The psychoanalyst Mary Jo Spencer used the image of the ecstatic dancer (a Maenad) depicted in the Villa of Mysteries, Pompeii when explaining the appearance of the dance as a symbol for the psyche. She described in the fresco "a nude woman with a flowing scarf turning in a contained but ecstatic dance, much like the description of the dervishes: she does not dance in ecstasy; she is the dance". This was in the context of a client who presented a continuing "motif" of dance, which appeared whenever "a major shift in attitude" was imminent.

===Mindfulness===

The nursing researcher Yaowarat Matchim and colleagues write that while mindfulness meditation arose in Buddhism, practices that provoke mindfulness are found in wisdom traditions around the world; such practices include ecstatic dance as well as yoga, prayer, music, and art.

===Parallels===

The anthropologist Michael J. Winkelman suggests that shamanism and modern raves share structures including social ritual and the use of dance and music for bonding, for communication of emotions, and for their effects on consciousness and personal healing.

The musicologist Rupert Till places contemporary club dancing to electronic dance music within the framework of ecstatic dance. He writes that "club culture has elements of religion, spirituality and meaning.

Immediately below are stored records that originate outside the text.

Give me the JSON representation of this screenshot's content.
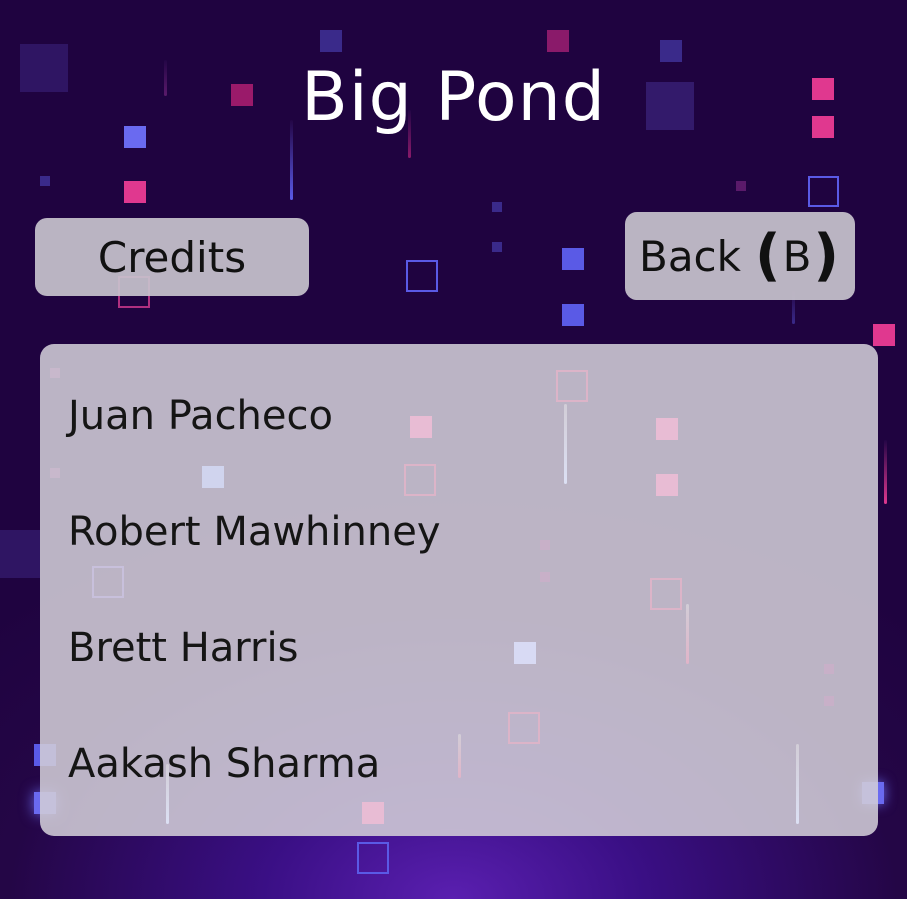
{
  "game": {
    "title": "Big Pond"
  },
  "buttons": {
    "credits_label": "Credits",
    "back_label": "Back",
    "back_key": "B"
  },
  "credits": {
    "names": [
      "Juan Pacheco",
      "Robert Mawhinney",
      "Brett Harris",
      "Aakash Sharma"
    ]
  },
  "colors": {
    "background": "#240646",
    "pink": "#e0388f",
    "blue": "#5a5ae6",
    "panel": "#d2cdd7"
  }
}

Its transgressional nature is partly a reaction to the history of repression of traditions of ecstatic dancing by Christianity, particularly by Puritan and Lutheran traditions." He notes that the scholars of music Nicholas Saunders and Simon Reynolds both discuss electronic dance music culture "in terms of trance rituals and ecstatic states."

===Documentation===

In their 2003 documentary Dances of Ecstasy, the filmmakers Michelle Mahrer and Nicole Ma portrayed ecstatic dances from around the world, with traditional dances by the San of the Kalahari desert of Namibia, and by the Yoruba of Nigeria; the modern annual Firedance celebration in the Santa Cruz Mountains, California; by Gabrielle Roth; the whirling Zikr dance of the Sufi dervishes; the Hadra ritual danced by Moroccan women, brought by immigrants from Ghana and Senegal; the modern Rainbow Serpent Festival in Australia; the Candomblé ritual in Brazil, derived from Yoruba, Fon of Benin, and Congolese traditions; and the shamanistic Kut ritual of Korea.